Acting as an analogue counterweight to the archival photographs, the drawings have a corresponding sense of immediacy and intimacy; each depicts either a subject drawn from the artist’s life or a self-portrait. Set against abstract grounds or ambiguous interiors, the figures are captured in informal repose. Throughout, the understated representation of these studies evoke the boundaries between the private and public self, gesture and interpersonal communication, themes that resonate with the foundations of Syms’ practice.
Intermixed with the works on paper are a recent series of photographic prints that she has taken over the past year. The photographs also represent a stream of fragmentary views accumulated from disparate moments in time and the overall installation conveys a vignette of everyday life. The photographic imagery ranges from close-up views (the branches of a cactus, a rock pool, and a table bearing half-drunk glasses, flowers and tinsel), to figures lounging on the beach and a distant view of police vans.

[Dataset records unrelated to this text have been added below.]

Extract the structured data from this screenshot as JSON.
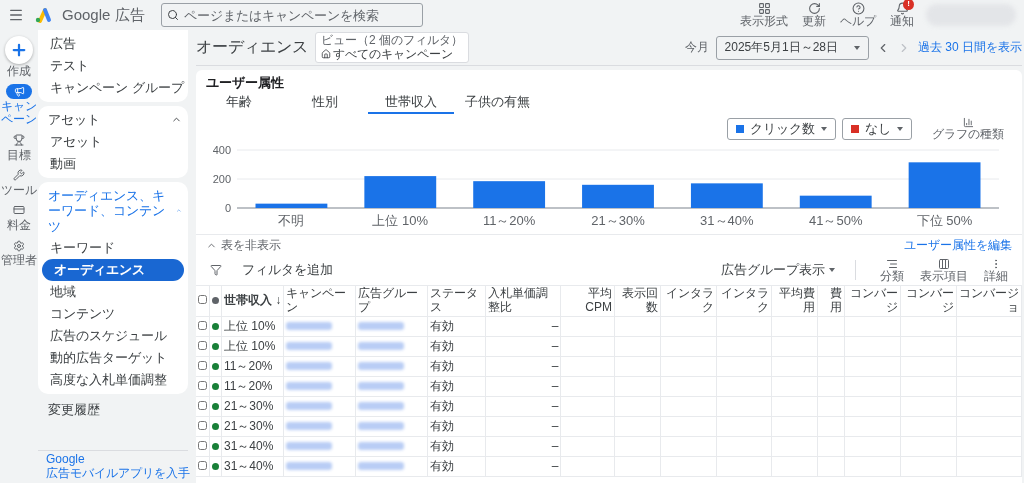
{
  "topbar": {
    "product": "Google 広告",
    "search": {
      "placeholder": "ページまたはキャンペーンを検索"
    },
    "actions": [
      {
        "kind": "view",
        "label": "表示形式"
      },
      {
        "kind": "refresh",
        "label": "更新"
      },
      {
        "kind": "help",
        "label": "ヘルプ"
      },
      {
        "kind": "notify",
        "label": "通知",
        "badge": "!"
      }
    ]
  },
  "rail": [
    {
      "kind": "create",
      "label": "作成",
      "selected": false
    },
    {
      "kind": "campaign",
      "label": "キャンペーン",
      "selected": true
    },
    {
      "kind": "goal",
      "label": "目標",
      "selected": false
    },
    {
      "kind": "tools",
      "label": "ツール",
      "selected": false
    },
    {
      "kind": "billing",
      "label": "料金",
      "selected": false
    },
    {
      "kind": "admin",
      "label": "管理者",
      "selected": false
    }
  ],
  "nav": {
    "groups": [
      {
        "items": [
          {
            "label": "広告",
            "selected": false
          },
          {
            "label": "テスト",
            "selected": false
          },
          {
            "label": "キャンペーン グループ",
            "selected": false
          }
        ]
      },
      {
        "title": "アセット",
        "expanded": true,
        "active": false,
        "items": [
          {
            "label": "アセット",
            "selected": false
          },
          {
            "label": "動画",
            "selected": false
          }
        ]
      },
      {
        "title": "オーディエンス、キーワード、コンテンツ",
        "expanded": true,
        "active": true,
        "items": [
          {
            "label": "キーワード",
            "selected": false
          },
          {
            "label": "オーディエンス",
            "selected": true
          },
          {
            "label": "地域",
            "selected": false
          },
          {
            "label": "コンテンツ",
            "selected": false
          },
          {
            "label": "広告のスケジュール",
            "selected": false
          },
          {
            "label": "動的広告ターゲット",
            "selected": false
          },
          {
            "label": "高度な入札単価調整",
            "selected": false
          }
        ]
      }
    ],
    "history": "変更履歴",
    "promo": {
      "line_1": "Google",
      "line_2": "広告モバイルアプリを入手"
    }
  },
  "page": {
    "title": "オーディエンス",
    "view": {
      "caption": "ビュー（2 個のフィルタ）",
      "value": "すべてのキャンペーン"
    },
    "period_label": "今月",
    "date_range": "2025年5月1日～28日",
    "show_last": "過去 30 日間を表示"
  },
  "card": {
    "title": "ユーザー属性",
    "tabs": [
      {
        "label": "年齢",
        "selected": false
      },
      {
        "label": "性別",
        "selected": false
      },
      {
        "label": "世帯収入",
        "selected": true
      },
      {
        "label": "子供の有無",
        "selected": false
      }
    ],
    "header_checked": false,
    "metric_2": {
      "label": "なし",
      "color": "#d93025"
    },
    "chart_type": "グラフの種類",
    "chart_data": {
      "type": "bar",
      "categories": [
        "不明",
        "上位 10%",
        "11～20%",
        "21～30%",
        "31～40%",
        "41～50%",
        "下位 50%"
      ],
      "series": [
        {
          "name": "クリック数",
          "color": "#1a73e8",
          "values": [
            30,
            220,
            185,
            160,
            170,
            85,
            315
          ]
        }
      ],
      "ylim": [
        0,
        400
      ],
      "yticks": [
        0,
        200,
        400
      ]
    },
    "hide_table": "表を非表示",
    "edit": "ユーザー属性を編集",
    "add_filter": "フィルタを追加",
    "view_mode": "広告グループ表示",
    "tools": [
      {
        "kind": "segment",
        "label": "分類"
      },
      {
        "kind": "columns",
        "label": "表示項目"
      },
      {
        "kind": "more",
        "label": "詳細"
      }
    ],
    "columns": [
      "世帯収入 ↓",
      "キャンペーン",
      "広告グループ",
      "ステータス",
      "入札単価調整比",
      "平均 CPM",
      "表示回数",
      "インタラク",
      "インタラク",
      "平均費用",
      "費用",
      "コンバージ",
      "コンバージ",
      "コンバージョ"
    ],
    "rows": [
      {
        "checked": false,
        "income": "上位 10%",
        "status": "有効",
        "bid": "–"
      },
      {
        "checked": false,
        "income": "上位 10%",
        "status": "有効",
        "bid": "–"
      },
      {
        "checked": false,
        "income": "11～20%",
        "status": "有効",
        "bid": "–"
      },
      {
        "checked": false,
        "income": "11～20%",
        "status": "有効",
        "bid": "–"
      },
      {
        "checked": false,
        "income": "21～30%",
        "status": "有効",
        "bid": "–"
      },
      {
        "checked": false,
        "income": "21～30%",
        "status": "有効",
        "bid": "–"
      },
      {
        "checked": false,
        "income": "31～40%",
        "status": "有効",
        "bid": "–"
      },
      {
        "checked": false,
        "income": "31～40%",
        "status": "有効",
        "bid": "–"
      }
    ]
  }
}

Recorded primarily in a lengthened portrait format, the works have the diaristic ambience of snapshots amassed on handheld devices (a recurring motif throughout her practice). This is reflected in the titles that resemble the intimations of an adapted shorthand or a shared commentary, for example: Suz and I hit a bus, Sea Flowers and Ode to Dean.
In these works, Syms extends her exploration of photographic imagery, as an entity through which to examine the contemporary vernacular, digital modes of communication or surveillance and the social commentaries they might embody. At once distinctly personal and universally familiar, Syms’ magnification amplifies the recognisable, as well as the undeniable sense of a context that is ultimately unknowable.